PRINCETON – A group of 37 residents is trying to stop construction of a proposed 150-turbine Walnut Ridge wind farm in northwest Bureau County.
The residents, whose properties are around the proposed site, claim there were “significant procedural mistakes in the [approval] process and substantial flaws in the finds” of the Bureau County Board.
They filed a 450-page, 117-count complaint last week against the Bureau County government, its County Board and each individual member, and against Walnut Ridge Wind LLC. They claim the board lacked the authority or jurisdiction to grant the original conditional use permits in August 2008, and to approve the permit extension requests in April.
According to the complaint:
n There was improper public notice of the zoning application and the request to extend those applications.
n The permits lapsed because Walnut Ridge did not act on them for 3 years.
n The original permits are void because Bureau County had no jurisdiction to issue them.
The complaint also asks the court to conclude, as the Bureau County Zoning Board of Appeals did with a 3-2 vote March 31, that the law did not support extending the permits.

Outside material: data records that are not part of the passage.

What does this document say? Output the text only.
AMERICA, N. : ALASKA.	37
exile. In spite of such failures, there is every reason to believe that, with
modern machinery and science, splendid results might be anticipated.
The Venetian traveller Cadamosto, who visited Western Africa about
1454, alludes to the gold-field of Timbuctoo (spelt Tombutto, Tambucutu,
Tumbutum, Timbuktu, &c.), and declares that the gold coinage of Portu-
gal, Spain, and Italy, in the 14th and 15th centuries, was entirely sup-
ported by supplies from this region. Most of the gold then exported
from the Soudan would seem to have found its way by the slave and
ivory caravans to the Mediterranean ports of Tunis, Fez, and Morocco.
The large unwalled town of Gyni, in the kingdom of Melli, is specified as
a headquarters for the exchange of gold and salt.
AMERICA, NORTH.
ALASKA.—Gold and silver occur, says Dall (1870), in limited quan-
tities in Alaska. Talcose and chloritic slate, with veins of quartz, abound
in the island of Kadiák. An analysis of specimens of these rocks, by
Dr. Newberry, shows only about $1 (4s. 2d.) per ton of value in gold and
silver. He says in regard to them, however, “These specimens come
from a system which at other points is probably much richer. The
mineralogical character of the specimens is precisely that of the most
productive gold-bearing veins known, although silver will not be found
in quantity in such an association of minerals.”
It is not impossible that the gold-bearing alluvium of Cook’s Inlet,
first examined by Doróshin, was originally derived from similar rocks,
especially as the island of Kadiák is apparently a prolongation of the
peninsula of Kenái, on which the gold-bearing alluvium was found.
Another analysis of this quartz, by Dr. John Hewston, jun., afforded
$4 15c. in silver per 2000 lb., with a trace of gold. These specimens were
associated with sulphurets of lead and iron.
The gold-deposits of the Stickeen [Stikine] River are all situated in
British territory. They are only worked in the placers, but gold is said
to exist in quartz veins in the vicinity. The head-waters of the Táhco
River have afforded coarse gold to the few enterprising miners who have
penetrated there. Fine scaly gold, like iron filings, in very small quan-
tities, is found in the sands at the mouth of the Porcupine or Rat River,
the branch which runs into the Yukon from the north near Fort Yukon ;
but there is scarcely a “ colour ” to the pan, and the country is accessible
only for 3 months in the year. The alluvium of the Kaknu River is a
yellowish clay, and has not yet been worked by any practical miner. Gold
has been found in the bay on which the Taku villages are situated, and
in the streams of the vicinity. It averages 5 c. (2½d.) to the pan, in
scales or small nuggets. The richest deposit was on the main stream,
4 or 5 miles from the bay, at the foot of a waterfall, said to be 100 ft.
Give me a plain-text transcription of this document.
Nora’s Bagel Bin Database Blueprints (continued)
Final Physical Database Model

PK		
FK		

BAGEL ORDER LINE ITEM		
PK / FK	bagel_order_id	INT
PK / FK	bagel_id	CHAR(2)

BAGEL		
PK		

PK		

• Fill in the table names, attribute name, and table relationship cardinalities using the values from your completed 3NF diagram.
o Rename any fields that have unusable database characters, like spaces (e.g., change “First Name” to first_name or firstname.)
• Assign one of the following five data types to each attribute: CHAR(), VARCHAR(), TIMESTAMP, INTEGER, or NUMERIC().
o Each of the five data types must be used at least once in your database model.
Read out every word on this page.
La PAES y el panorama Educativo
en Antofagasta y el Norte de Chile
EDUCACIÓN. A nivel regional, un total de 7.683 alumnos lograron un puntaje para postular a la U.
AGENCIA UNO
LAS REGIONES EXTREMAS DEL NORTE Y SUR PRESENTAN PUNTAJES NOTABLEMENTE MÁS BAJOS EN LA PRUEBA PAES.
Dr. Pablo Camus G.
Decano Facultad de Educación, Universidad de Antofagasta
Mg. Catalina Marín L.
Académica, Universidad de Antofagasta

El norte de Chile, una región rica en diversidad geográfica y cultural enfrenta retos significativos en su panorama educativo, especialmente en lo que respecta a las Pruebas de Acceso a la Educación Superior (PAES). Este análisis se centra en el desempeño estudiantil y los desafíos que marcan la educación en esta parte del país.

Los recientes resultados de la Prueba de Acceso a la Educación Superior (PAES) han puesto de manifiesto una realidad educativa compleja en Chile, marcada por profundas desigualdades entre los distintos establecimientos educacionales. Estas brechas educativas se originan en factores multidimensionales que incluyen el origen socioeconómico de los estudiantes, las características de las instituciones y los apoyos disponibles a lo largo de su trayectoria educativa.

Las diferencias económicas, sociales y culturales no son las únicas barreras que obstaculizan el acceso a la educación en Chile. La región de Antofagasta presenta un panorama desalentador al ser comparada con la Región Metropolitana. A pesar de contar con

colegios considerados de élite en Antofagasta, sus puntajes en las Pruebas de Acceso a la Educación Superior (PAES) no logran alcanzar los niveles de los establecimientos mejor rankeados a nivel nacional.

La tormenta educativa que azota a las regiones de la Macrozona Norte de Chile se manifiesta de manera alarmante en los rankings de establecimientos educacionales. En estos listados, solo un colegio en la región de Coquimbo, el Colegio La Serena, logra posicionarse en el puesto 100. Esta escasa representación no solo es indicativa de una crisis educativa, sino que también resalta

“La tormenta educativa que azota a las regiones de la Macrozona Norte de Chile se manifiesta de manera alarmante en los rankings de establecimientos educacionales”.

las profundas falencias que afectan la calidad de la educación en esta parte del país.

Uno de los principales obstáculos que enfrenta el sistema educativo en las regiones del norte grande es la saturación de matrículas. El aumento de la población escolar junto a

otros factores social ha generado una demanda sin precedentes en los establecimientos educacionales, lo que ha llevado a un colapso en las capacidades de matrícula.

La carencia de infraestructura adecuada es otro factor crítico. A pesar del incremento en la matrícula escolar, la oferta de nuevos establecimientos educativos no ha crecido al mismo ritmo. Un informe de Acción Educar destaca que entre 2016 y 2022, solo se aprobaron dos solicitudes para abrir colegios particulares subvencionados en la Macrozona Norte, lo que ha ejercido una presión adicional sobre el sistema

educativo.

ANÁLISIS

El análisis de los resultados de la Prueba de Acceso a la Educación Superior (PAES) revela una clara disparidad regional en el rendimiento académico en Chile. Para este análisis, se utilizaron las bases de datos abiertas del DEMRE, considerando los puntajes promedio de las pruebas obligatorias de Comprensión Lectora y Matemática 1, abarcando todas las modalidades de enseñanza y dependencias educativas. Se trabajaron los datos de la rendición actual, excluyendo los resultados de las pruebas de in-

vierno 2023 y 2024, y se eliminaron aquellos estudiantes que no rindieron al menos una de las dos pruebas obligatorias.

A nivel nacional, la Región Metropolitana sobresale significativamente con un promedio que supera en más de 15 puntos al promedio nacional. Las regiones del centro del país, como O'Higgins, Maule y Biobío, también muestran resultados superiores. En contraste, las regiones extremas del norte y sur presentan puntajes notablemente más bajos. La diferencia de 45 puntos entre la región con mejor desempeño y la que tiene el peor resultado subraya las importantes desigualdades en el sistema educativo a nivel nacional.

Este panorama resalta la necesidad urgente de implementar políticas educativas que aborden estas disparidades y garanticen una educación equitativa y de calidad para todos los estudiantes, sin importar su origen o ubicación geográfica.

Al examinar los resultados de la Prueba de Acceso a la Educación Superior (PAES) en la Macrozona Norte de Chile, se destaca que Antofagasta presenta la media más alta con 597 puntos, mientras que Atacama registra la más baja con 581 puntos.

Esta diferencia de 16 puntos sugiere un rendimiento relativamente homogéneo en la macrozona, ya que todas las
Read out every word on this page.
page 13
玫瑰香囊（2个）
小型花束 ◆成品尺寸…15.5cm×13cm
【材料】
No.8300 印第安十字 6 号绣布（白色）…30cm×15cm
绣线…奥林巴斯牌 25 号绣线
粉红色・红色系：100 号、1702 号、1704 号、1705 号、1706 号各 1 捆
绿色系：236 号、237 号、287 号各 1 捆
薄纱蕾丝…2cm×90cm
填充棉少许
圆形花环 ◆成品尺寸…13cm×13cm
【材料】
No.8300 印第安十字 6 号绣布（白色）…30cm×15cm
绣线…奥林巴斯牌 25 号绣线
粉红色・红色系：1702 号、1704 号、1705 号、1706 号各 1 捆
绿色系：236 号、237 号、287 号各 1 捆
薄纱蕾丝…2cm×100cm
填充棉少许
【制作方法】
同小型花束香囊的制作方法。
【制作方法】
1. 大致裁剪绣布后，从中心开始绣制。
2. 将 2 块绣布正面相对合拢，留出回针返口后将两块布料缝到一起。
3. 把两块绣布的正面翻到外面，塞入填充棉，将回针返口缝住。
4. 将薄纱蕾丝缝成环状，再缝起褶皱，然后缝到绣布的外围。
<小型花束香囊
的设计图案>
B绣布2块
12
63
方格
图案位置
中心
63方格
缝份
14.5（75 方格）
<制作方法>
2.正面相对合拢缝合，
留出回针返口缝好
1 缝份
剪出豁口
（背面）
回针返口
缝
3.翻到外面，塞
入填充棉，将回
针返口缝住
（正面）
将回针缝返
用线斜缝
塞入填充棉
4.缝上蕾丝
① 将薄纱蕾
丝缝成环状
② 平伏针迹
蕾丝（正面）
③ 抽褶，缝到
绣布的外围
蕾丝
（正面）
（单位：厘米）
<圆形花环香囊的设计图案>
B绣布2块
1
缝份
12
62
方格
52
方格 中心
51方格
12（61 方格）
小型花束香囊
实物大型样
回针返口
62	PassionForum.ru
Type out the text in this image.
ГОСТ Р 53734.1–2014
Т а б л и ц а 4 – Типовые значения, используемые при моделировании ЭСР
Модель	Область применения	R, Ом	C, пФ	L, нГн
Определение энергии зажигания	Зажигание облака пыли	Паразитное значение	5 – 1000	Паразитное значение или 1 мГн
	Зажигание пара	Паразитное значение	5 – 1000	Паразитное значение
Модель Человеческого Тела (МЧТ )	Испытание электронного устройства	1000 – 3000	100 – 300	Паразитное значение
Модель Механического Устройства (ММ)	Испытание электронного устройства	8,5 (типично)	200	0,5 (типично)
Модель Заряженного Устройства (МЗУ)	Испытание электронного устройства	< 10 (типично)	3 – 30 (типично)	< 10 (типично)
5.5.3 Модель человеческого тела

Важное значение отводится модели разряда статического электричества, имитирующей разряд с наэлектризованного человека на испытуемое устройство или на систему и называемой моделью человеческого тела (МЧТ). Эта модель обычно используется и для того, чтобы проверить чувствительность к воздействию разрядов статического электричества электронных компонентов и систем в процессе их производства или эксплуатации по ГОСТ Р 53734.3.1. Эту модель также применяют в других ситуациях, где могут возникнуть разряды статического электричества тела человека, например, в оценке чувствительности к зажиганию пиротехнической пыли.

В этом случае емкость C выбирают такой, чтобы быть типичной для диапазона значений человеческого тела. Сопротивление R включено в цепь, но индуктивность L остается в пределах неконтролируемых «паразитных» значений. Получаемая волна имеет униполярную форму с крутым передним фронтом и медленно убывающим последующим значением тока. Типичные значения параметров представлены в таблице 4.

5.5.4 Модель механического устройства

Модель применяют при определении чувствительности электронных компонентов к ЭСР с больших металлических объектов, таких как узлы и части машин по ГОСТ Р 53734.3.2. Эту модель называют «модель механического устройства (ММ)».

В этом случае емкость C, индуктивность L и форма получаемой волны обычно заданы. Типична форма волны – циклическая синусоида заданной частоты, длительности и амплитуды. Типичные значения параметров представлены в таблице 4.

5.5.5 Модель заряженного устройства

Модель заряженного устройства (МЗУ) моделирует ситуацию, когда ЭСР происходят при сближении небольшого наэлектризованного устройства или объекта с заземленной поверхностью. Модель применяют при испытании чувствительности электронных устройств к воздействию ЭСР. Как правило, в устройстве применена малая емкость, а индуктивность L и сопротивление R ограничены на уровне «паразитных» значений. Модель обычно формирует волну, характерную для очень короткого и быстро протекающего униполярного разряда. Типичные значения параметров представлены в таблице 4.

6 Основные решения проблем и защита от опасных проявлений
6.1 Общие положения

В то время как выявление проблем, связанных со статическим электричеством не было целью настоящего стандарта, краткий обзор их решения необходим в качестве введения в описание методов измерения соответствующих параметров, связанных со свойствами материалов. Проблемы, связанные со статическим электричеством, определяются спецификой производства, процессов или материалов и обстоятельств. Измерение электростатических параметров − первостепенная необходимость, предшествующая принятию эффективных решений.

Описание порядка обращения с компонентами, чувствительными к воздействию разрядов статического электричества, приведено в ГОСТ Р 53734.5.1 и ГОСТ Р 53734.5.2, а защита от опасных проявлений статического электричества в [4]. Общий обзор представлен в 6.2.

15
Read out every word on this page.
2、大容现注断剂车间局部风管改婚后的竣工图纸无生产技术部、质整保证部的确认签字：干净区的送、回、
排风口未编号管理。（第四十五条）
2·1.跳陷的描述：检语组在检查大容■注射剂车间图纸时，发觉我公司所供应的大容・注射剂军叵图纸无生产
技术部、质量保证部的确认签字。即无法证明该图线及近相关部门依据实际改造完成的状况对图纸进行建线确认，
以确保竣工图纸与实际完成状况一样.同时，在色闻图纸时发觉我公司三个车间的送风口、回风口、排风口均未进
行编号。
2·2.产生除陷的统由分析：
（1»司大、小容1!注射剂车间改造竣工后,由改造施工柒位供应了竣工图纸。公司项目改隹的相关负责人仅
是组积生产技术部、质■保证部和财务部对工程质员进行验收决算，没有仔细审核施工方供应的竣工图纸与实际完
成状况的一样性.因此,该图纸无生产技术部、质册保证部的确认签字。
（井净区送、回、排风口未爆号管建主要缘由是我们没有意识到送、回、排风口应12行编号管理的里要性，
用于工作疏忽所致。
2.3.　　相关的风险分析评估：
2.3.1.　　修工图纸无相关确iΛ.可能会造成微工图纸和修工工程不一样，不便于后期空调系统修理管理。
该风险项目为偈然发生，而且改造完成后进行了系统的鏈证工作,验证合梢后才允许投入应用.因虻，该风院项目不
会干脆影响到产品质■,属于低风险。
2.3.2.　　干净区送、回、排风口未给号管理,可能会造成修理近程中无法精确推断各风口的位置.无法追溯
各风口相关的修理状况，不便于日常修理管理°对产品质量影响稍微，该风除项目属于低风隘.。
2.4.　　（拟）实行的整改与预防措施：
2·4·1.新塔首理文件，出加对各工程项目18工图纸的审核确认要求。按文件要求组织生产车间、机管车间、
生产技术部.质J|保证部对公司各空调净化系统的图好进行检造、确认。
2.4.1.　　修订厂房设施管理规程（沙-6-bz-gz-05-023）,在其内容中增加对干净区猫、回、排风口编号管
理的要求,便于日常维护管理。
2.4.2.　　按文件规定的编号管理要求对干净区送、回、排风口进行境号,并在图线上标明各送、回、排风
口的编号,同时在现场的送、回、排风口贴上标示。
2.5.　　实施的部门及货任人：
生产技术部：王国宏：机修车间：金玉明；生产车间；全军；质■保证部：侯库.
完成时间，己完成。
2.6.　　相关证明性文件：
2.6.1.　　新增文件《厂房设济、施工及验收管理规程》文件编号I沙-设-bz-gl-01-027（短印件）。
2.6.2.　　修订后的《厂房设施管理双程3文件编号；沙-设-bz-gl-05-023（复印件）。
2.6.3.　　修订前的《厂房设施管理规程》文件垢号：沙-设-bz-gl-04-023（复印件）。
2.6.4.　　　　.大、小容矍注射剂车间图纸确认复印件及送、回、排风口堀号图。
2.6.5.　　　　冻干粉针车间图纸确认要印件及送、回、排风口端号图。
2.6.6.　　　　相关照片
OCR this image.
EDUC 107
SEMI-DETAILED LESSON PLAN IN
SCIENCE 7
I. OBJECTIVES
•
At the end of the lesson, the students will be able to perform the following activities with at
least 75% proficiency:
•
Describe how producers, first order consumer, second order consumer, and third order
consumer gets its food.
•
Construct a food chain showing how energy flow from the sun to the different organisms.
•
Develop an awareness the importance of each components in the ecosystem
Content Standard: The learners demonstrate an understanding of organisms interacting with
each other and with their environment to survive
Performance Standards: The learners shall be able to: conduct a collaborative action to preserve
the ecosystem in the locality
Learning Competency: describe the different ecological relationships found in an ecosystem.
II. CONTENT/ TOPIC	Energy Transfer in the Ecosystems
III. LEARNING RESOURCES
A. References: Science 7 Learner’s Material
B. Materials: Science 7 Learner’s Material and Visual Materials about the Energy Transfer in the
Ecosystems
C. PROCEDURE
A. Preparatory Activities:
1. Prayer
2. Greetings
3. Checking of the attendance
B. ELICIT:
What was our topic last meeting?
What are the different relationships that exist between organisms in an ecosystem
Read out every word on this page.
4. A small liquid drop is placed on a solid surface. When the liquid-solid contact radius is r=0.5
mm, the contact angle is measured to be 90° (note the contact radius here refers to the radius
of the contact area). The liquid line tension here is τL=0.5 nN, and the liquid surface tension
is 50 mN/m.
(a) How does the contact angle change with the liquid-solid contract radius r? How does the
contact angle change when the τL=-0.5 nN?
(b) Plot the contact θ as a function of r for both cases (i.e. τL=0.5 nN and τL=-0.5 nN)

The residents call the County Board’s extension of the permits “arbitrary and capricious” and say members failed to consider the negative impacts of the wind farm.
In their press release, the spokespersons described the plaintiffs as a very diverse group, representing individuals owning homes in close proximity to one or more of the proposed Walnut Ridge turbine towers, as well as farmers and landowners who expect their operations to be significantly harmed if the turbine towers are allowed to be built.
Steve Hamrick, a spokesman for the group, called the complaint “necessary to preserve the value of our homes and farms in the face of overwhelming evidence that the construction of so many turbine towers, so close to our property, will cause irreparable harm to the long-standing, pre-existing use and enjoyment of our property.”
Hamrick said the group is not seeking any money.
Bureau County State’s Attorney Pat Herrmann said Thursday that defendants have 30 days to reply after a subpoena is served.